Association of Serum γ-Tocopherol Levels with Mortality: The Multiethnic Cohort Study

Authors

Weiwen Chai, University of Nebraska-LincolnFollow
Gertraud Maskarinec, University of Hawaii Cancer Center
Adrian A. Franke, University of Hawaii Cancer Center
Kristine R. MonroeUniversity of Southern California, University of Southern California
Song-Yi Park, University of Hawaii Cancer Center
Laurence N. Kolonel, University of Hawaii Cancer Center
Lynne R. Wilkens, University of Hawaii Cancer Center
Loïc Le Marchand, University of Hawaii Cancer Center
Robert V. Cooney, University of Hawaii at Manoa

Date of this Version

12-27-2019

Citation

2019 Author(s)

Comments

Eur J Clin Nutr. Author manuscript; available in PMC 2019 December 27.

Abstract

Background/Objectives—γ-Tocopherol has unique properties that protect against nitrogen oxide-mediated cellular damage. To elucidate the potential role of γ-tocopherol in the aging process, we examined the associations of serum γ-tocopherol levels with all-cause and cause-specific mortality.
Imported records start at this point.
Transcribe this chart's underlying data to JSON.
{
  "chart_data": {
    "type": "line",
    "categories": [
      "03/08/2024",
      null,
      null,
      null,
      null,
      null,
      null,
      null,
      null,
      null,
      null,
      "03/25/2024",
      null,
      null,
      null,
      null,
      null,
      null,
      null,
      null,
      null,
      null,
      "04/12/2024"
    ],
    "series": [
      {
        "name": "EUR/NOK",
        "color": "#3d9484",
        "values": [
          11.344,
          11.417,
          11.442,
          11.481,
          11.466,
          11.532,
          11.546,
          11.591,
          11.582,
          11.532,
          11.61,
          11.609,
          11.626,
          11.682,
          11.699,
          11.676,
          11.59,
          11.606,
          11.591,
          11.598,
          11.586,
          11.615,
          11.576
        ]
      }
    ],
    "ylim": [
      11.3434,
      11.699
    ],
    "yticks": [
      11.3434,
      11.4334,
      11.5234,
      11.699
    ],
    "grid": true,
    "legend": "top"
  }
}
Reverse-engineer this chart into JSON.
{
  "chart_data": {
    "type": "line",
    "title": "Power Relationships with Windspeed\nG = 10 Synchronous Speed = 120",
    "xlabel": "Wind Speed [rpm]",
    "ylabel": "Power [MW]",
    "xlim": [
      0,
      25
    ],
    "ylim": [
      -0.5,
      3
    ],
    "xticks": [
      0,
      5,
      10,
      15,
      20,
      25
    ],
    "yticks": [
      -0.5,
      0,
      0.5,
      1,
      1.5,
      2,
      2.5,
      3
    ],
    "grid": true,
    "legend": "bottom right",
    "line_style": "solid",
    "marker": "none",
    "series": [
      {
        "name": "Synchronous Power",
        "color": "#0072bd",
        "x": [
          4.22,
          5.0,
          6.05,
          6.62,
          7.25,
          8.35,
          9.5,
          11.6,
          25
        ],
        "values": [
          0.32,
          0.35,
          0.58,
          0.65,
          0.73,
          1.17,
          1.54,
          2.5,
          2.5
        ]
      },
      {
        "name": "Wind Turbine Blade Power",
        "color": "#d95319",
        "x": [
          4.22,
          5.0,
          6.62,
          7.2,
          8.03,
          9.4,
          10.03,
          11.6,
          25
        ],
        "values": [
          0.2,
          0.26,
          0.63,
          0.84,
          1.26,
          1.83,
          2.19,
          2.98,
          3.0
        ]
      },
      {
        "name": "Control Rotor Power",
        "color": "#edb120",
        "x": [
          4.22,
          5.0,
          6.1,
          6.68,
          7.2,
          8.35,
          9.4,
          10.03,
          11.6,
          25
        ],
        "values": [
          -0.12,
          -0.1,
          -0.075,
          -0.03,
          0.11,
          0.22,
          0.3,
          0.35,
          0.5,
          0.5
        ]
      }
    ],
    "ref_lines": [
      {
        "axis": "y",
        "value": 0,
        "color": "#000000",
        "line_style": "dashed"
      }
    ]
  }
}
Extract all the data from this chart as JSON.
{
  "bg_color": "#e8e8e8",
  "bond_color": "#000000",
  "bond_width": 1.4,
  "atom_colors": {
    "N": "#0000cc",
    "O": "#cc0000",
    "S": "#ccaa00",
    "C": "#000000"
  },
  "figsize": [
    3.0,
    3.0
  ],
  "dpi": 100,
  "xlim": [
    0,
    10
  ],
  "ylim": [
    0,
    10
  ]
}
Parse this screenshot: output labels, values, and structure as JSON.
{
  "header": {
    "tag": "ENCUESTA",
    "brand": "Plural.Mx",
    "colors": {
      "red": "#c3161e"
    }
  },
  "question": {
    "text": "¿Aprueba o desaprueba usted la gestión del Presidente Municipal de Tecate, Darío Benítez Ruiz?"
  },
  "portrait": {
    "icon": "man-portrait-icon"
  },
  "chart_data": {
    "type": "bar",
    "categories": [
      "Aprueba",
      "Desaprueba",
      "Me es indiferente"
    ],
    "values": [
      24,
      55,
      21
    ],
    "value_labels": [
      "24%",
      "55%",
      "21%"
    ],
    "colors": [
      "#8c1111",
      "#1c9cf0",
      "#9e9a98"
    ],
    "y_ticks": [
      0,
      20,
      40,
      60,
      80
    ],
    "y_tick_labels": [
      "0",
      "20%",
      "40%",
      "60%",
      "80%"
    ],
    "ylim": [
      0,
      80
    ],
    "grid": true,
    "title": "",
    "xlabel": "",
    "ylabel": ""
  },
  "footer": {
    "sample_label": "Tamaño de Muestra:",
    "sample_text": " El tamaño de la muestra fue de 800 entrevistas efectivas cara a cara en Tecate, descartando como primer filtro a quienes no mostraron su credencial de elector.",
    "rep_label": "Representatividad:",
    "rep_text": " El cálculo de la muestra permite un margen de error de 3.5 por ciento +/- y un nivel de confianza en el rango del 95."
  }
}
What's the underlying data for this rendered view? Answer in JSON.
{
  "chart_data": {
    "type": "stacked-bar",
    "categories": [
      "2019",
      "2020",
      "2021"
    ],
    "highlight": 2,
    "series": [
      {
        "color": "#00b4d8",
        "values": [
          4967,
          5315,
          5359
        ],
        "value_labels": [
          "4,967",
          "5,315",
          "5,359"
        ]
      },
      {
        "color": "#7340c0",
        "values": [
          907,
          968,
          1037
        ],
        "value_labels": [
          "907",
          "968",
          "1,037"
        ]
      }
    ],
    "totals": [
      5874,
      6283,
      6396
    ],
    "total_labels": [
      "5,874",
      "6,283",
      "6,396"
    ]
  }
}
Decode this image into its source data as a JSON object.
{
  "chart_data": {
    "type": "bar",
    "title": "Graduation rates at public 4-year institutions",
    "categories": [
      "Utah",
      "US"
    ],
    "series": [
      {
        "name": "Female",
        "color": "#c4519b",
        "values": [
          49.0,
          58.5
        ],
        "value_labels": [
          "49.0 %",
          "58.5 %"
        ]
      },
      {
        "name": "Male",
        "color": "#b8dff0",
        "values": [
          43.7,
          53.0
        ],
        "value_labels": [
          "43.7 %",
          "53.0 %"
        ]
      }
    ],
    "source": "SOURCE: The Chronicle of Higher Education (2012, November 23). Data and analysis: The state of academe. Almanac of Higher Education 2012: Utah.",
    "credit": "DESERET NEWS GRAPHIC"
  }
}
Subjects/Methods—Among participants in the biorepository subcohort of the Multiethnic Cohort Study, pre-cancer diagnostic serum γ-tocopherol levels were measured in a subset of 3904 men and 4461 women. Of these, 22.7% of men and 13.5% of women died during a mean follow- up time of 9.6±2.6 years. Hazard ratios (HRs) and 95% confidence intervals (95%CIs) for mortality associated with γ-tocopherol were estimated by Cox proportional hazards regression.

Results—Positive associations of serum γ-tocopherol with all-cause, cancer and cardiovascular disease mortality (CVD) (Ptrend<0.05) were detected after adjusting for age, race-ethnicity and serum cholesterol levels. The respective HRs (95%CIs) for the highest versus the lowest sex- specific γ-tocopherol quartile were 1.43 (1.17–1.74), 1.79 (1.22–2.64), and 1.52 (1.10–2.11) for men and 1.58 (1.25–2.00), 1.59 (1.05–2.41), and 1.59 (1.07–2.37) for women. Associations remained significant for all-cause mortality among women after further adjusting for smoking variables and history of cancer, CVD, diabetes, and hypertension at cohort entry (highest vs. lowest γ-tocopherol quartile: HR=1.38; 95%CI=1.08–1.75; Ptrend= 0.005). Overall, associations with all-cause mortality were consistent across race/ethnicity and were significant in three of ten sex-specific racial/ethnic groups in the fully adjusted models with no interactions between ethnicity and γ-tocopherol.

Conclusions—The positive association between γ-tocopherol and mortality suggests a potential physiological role for γ-tocopherol in response to pathological conditions.